6. Some older people have never used a keyboard board before. A good starting point is to get them writing in Word, to let them get used to finding all the letters. They might ask why it isn’t in alphabetical order, and you can explain that typing levers in old typewriters used to jam, and the QWERTY layout turned out to be the best way to avoid jams. Some older people have tremors and hold keys down for too long, ending up with multiple letters when they only wanted the one. Filter Keys is a great way to avoid this by slowing down the keyboard.

7. Using a mouse can be very difficult, and research has shown that touch screen tablets are easier for the elderly to navigate intuitively, once they have been taught how to do so.

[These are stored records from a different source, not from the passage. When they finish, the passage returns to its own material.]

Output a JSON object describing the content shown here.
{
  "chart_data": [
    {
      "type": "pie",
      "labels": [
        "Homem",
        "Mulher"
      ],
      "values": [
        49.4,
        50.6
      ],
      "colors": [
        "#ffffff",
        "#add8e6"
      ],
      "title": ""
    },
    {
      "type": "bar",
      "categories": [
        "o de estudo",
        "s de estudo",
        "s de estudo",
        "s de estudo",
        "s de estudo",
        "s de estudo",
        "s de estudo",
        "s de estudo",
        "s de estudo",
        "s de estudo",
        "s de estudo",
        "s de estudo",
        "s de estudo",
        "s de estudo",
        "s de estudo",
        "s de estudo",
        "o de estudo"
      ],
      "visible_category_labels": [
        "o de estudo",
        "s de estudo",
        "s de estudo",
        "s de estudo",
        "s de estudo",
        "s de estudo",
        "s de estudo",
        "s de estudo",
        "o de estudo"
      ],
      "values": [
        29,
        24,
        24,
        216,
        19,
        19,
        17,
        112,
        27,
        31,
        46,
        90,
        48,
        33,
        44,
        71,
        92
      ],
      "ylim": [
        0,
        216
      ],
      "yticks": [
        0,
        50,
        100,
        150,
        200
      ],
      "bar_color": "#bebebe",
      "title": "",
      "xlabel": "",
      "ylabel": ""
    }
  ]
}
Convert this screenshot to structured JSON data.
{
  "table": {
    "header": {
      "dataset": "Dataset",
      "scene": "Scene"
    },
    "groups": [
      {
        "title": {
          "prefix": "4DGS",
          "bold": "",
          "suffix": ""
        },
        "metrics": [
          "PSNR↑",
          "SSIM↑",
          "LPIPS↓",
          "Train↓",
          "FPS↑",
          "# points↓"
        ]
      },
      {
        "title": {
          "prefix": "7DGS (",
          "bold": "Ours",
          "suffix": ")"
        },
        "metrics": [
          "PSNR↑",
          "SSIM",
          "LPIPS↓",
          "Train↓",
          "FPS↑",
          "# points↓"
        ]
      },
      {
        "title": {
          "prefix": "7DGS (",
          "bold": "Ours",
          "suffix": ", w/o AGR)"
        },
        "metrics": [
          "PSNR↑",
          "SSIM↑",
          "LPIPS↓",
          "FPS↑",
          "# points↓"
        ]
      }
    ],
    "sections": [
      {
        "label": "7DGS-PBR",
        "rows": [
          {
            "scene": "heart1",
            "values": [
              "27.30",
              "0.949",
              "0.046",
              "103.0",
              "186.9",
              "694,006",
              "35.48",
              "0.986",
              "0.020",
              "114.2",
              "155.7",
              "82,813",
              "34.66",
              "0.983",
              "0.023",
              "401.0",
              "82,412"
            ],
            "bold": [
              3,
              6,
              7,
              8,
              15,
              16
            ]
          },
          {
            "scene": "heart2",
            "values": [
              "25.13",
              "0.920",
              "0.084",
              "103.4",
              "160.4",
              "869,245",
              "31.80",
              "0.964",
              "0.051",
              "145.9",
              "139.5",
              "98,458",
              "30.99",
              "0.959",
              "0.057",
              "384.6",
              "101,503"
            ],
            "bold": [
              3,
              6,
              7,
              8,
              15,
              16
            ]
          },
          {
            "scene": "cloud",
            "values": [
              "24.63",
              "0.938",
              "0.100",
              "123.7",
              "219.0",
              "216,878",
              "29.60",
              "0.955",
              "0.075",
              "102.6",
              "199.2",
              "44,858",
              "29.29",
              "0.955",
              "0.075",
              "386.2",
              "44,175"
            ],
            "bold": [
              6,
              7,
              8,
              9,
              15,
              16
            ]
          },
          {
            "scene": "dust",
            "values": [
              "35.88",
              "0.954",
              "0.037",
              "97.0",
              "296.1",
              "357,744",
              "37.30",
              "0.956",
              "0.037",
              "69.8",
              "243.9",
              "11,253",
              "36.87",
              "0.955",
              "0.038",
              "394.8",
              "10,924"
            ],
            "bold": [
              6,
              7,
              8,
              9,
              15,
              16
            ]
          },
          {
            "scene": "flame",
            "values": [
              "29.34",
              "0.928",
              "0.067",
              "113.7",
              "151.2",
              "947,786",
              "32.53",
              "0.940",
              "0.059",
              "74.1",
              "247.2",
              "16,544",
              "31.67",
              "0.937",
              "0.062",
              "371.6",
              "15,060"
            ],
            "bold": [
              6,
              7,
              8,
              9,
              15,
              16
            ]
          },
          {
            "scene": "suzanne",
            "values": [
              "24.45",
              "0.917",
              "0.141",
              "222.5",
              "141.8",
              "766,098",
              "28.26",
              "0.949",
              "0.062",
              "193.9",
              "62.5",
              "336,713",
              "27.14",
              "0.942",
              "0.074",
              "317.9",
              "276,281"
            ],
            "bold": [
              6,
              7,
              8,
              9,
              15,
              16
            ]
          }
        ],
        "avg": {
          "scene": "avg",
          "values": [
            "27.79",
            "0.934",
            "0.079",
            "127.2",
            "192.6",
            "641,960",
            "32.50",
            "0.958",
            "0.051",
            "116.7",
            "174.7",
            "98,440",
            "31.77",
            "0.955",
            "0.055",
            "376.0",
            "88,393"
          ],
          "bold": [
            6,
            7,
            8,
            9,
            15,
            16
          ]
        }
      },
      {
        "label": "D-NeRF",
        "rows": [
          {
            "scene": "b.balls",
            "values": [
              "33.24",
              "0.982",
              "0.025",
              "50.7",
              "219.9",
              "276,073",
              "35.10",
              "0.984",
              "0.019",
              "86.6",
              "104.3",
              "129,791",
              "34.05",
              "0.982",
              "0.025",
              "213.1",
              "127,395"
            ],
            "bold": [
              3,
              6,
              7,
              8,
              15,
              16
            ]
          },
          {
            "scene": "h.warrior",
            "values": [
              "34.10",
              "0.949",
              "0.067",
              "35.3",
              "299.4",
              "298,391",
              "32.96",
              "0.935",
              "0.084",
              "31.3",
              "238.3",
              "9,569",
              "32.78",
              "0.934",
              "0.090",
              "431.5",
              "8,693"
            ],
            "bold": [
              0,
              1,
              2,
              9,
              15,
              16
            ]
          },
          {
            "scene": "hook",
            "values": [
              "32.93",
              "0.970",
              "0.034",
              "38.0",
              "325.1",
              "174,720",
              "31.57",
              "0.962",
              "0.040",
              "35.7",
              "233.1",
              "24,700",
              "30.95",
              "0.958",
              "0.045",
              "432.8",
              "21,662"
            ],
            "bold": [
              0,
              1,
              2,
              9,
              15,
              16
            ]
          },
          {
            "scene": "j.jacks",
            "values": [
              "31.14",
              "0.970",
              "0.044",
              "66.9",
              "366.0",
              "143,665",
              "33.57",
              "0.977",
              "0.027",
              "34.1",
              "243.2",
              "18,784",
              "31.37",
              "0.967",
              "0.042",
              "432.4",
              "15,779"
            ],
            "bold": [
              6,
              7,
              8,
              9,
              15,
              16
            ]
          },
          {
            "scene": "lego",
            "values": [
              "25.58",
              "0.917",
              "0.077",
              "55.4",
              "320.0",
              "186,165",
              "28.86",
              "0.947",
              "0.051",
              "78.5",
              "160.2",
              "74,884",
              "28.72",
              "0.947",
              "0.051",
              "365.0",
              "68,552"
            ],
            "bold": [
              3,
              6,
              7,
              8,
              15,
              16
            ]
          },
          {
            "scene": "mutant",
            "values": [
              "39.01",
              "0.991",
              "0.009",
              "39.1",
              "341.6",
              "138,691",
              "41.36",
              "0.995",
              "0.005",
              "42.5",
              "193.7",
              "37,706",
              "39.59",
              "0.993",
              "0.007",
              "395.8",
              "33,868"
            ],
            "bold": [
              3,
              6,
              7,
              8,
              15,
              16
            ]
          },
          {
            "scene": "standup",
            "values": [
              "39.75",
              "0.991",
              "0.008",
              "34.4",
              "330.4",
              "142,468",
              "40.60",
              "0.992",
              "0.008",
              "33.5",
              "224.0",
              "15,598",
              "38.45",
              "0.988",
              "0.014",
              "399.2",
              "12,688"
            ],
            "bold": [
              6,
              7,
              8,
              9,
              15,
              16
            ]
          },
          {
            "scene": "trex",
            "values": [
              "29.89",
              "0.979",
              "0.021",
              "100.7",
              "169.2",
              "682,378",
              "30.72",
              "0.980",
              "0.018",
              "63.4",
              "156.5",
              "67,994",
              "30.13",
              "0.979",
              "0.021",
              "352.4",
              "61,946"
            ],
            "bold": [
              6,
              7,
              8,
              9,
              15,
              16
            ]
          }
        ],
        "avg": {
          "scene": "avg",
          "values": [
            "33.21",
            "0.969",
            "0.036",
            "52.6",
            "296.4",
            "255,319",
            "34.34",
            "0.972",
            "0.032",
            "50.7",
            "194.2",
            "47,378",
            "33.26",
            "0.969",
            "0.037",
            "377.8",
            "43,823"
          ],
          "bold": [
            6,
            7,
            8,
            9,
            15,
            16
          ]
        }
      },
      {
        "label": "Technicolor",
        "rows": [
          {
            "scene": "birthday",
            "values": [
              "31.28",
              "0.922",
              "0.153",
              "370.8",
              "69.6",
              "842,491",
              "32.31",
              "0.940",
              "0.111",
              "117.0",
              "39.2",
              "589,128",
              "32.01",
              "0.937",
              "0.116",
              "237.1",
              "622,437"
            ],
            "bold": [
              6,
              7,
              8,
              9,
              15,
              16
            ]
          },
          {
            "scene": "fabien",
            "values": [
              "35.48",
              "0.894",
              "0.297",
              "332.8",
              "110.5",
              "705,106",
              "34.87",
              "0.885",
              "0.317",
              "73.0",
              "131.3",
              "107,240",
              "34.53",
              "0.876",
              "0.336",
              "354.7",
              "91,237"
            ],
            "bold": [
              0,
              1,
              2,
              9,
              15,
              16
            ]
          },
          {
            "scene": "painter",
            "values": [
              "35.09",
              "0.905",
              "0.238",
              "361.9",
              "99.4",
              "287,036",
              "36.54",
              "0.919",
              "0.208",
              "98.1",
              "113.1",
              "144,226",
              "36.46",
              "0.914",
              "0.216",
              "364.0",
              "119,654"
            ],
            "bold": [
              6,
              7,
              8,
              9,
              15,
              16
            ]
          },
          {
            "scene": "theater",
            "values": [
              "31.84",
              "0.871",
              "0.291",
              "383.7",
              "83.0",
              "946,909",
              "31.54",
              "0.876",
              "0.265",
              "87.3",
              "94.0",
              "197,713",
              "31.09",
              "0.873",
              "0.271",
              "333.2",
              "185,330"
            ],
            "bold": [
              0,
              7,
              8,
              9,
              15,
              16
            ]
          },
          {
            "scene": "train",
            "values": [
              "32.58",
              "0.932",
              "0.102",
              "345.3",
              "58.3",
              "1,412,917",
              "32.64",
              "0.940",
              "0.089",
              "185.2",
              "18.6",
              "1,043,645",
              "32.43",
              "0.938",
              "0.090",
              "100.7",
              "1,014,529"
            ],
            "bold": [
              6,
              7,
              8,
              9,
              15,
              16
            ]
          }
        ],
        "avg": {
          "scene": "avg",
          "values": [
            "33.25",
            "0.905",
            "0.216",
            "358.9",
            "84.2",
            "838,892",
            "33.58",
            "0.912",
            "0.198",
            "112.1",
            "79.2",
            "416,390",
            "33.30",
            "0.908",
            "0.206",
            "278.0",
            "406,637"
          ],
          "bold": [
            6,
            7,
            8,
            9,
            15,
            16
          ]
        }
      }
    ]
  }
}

Carrying these devices around is also easier, and the absence of many wires and multiple components (computer, screen, mouse, keyboard, speakers) can make the whole learning process less intimidating.

8. The elderly may think that their tablet needs to be plugged into work, like a toaster or fridge. You can explain to them how the battery charges up so they can move around with their device, and how to check the level of their battery.

9. Sometimes text can be too small for them to read. You can change the settings on the computer or tablet for them so that text will appear larger. The same is true for the volume of sounds. They may not even be aware of the option to increase and decrease volume and text size.

10. People from older generations may be under the impression that nothing comes free. They may think that website content costs money, or that they have pay per use for apps. It’s worth explaining to them that most things are free, like articles on the BBC website, and most online games. When it comes to buying things online, older people are often very concerned about using their credit card details online. It’s very important to explain to them that security is very tight around most big Internet businesses, and also to talk to them about the necessary precautions they need to take. Show them how to identify Internet scams and fake e-mails appearing to be from banks etc. You should also help them set up anti-virus software.

older generations

The Modern Age

The Internet is one of the phenomena that define our modern age. It has long been considered the realm of the younger generations, which may discourage older people and leave them disengaged. Technology is always changing, and older people may get frustrated and fail to see the point in learning something that will only change in a year’s time. The idea of “keeping up with the young ones” isn’t the best incentive to get the elderly online, because it gives them the feeling that they have been left behind, which may incite fear or even apathy. Stepping away from this, and showing them that the Internet is perhaps better suited to an older person’s lifestyle than the younger lifestyle, maybe the best way to get them interested. At the end of the day, if you keep patient and make the learning experience fun for them, they will probably find that they thoroughly enjoy the benefits of the new technological world.